By Arre Bench
In the midst of election season when Bollywood is all too willing to play along with the ruling party’s narrative, Rakeysh Omprakash Mehra’s Mere Pyaare Prime Minister just adds to that noise: a film that is so much about its expired message that it forgets to have a believable story.
Rakeysh Omprakash Mehra is a confusing filmmaker. I say this because for someone who made Rang De Basanti – a sharp indictment of bureaucracy, corruption, and the government – his work since, is devoid of any voice. With the exception of possibly Delhi 6, Mehra’s films seem satisfied with repeating, rather than creating: Mirzya is solid proof. His latest outing, Mere Pyaare Prime Minister, only confirms that pattern.
Starring Anjali Patil (Newton) and youngster Om Kanojiya, Mere Pyaare Prime Minister revolves around Sargam, an impoverished single mother who lives in a Mumbai slum with her son, Kanhaiya. One night, when Sargam ventures outside to relieve herself at a public toilet, she is raped – this crime triggers a desire in her son to build a toilet for her.
To do that, he writes a letter to the Prime Minister and then travels to Delhi to deliver it. Essentially, the film – much of which was revealed in its trailer – says nothing new. Its plea against open defecation and in favour of easy access to toilets is a hybrid of the one that we already witnessed in 2017’s Toilet: Ek Prem Katha and last year’s Halkaa. It’s essentially just another love letter to PM Modi’s Swachh Bharat Abhiyan. That you can predict almost an entire film before it even begins, is always a troubling sign.

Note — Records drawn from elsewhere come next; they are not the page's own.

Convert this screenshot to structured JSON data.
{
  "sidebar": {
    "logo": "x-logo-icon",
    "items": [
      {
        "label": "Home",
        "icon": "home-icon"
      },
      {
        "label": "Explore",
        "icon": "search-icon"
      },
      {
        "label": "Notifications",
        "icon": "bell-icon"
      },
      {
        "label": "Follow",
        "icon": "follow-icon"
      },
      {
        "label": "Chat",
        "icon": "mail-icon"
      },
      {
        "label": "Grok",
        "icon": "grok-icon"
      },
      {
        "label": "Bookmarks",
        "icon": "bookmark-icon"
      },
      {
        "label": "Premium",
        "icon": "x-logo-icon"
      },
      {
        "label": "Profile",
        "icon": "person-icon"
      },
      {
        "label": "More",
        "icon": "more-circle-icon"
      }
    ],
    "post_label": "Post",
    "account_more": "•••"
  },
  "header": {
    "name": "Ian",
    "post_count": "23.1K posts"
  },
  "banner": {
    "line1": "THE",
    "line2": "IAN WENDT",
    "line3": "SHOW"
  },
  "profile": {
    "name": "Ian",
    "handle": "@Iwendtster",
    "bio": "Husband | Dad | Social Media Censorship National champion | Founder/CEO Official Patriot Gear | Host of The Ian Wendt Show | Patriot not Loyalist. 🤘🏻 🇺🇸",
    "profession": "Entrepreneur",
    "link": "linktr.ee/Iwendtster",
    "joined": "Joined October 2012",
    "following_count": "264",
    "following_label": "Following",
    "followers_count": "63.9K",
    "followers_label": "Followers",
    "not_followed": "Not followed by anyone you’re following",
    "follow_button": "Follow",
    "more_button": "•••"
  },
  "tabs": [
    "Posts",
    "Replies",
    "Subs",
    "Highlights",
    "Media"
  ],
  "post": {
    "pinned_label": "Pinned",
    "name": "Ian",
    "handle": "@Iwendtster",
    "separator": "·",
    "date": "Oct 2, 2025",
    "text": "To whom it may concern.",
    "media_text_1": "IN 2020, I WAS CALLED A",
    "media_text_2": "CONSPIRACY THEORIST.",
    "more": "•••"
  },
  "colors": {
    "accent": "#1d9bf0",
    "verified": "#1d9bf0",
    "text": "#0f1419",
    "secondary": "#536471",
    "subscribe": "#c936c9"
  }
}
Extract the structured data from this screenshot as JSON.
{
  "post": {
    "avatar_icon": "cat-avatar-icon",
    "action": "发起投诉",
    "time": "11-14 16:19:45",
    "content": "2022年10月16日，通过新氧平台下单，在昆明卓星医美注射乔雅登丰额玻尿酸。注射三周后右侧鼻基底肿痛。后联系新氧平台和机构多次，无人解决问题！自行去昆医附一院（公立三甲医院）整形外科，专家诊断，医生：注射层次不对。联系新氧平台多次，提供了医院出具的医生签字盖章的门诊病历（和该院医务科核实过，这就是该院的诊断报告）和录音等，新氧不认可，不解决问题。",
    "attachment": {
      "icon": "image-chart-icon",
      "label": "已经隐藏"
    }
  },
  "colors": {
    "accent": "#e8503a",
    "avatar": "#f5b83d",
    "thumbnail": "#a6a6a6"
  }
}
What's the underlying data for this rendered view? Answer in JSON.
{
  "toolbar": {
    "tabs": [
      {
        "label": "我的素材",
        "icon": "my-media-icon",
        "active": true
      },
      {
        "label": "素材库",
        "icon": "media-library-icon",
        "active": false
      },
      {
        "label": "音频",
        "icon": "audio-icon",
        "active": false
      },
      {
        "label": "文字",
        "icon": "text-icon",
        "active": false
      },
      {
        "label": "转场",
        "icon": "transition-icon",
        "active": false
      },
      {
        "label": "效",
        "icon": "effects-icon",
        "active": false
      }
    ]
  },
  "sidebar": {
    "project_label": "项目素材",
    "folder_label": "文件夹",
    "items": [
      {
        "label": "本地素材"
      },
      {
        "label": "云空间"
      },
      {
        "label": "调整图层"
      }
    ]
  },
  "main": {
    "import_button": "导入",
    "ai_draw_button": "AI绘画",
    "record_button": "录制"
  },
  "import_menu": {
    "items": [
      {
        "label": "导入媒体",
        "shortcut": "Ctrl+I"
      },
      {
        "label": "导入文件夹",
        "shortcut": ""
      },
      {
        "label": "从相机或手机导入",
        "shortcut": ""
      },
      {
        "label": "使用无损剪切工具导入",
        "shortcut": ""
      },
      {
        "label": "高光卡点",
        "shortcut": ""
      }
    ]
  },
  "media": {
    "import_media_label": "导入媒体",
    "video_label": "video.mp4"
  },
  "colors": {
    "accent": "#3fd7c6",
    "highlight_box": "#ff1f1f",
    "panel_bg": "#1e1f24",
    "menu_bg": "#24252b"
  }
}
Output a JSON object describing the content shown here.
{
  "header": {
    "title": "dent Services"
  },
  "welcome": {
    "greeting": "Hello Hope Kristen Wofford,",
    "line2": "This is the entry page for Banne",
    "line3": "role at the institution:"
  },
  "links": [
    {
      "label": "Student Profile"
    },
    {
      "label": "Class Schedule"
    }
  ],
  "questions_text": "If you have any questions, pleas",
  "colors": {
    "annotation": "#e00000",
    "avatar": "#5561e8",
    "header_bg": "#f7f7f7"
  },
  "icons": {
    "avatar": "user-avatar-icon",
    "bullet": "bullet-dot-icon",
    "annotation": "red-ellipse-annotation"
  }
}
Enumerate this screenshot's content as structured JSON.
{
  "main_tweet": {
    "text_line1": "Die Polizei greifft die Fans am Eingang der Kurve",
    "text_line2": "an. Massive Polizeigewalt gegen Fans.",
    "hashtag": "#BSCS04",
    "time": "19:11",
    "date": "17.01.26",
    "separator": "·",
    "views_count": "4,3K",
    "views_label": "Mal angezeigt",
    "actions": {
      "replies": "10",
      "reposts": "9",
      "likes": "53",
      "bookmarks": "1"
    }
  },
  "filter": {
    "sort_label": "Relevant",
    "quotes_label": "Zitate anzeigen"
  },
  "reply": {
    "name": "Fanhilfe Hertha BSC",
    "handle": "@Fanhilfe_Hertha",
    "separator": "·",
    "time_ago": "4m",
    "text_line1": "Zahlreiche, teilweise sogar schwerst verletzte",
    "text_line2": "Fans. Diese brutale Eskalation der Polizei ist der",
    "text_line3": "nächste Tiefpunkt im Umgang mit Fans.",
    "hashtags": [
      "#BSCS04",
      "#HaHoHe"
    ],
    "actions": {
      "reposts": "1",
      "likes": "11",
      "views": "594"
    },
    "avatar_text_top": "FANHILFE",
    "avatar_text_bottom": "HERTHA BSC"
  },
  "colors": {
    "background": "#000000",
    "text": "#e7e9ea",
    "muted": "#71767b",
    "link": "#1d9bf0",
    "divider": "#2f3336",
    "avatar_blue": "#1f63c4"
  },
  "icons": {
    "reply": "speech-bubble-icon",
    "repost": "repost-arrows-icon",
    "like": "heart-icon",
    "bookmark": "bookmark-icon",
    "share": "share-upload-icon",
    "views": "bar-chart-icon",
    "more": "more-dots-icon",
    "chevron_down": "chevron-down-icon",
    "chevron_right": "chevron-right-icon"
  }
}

In fact, the detours that Mere Pyaare Prime Minister’s plot takes until it brandishes its social messaging are all tired: There’s uneven commentary on social inequality and a generous dose of virtue-signalling amid an offering of some liberally shot poverty porn. The film’s screenplay – written by Mehra, Hussain Dalal, and Manoj Mairta – is way too conscious about the message that it must hold aloft. It’s a classic case of “good intentions” justifying a lazy script, that for instance, mine jokes from an eight-year-old slum kid distributing condoms.
The detours that Mere Pyaare Prime Minister’s plot takes until it brandishes its social messaging are all tired:
In the midst of election season when Bollywood is all too willing to play along with the ruling party’s narrative, Mehra’s film just adds to that noise. The last two months have already witnessed pro-establishment films like Uri: The Surgical Strike, and The Accidental Prime Minister whose sole purpose was to criticise the UPA government. Come April, a couple of days after the general election begins, we’ll be treated to another Modi fan-fiction, this time as Vivek Oberoi plays the pyaare Prime Minister, raising questions about the model code of conduct. It’s then hard to argue that the timing of these paeans – including Mere Pyaare Prime Minister – are just a coincidence or that the ruling party isn’t benefiting from these breathless endorsements.
Throughout the film’s 103 minute-long runtime, there wasn’t a single moment when I didn’t find myself wondering about the purpose of Mere Pyaare Prime Minister. Unlike, Toilet: Ek Prem Katha that starred Akshay Kumar, the film isn’t in a position to raise awareness among the masses – it’s too late in the day to serve only as an advertisement about the PM’s pet project. Plus it isn’t backed by a big name to function as a PSA. The sombreness of its subject doesn’t allow it to become an entertainment vehicle either. Mere Pyaare Prime Minister then is an empty statement: a film that becomes so much about its expired message that it forgets to have a believable story.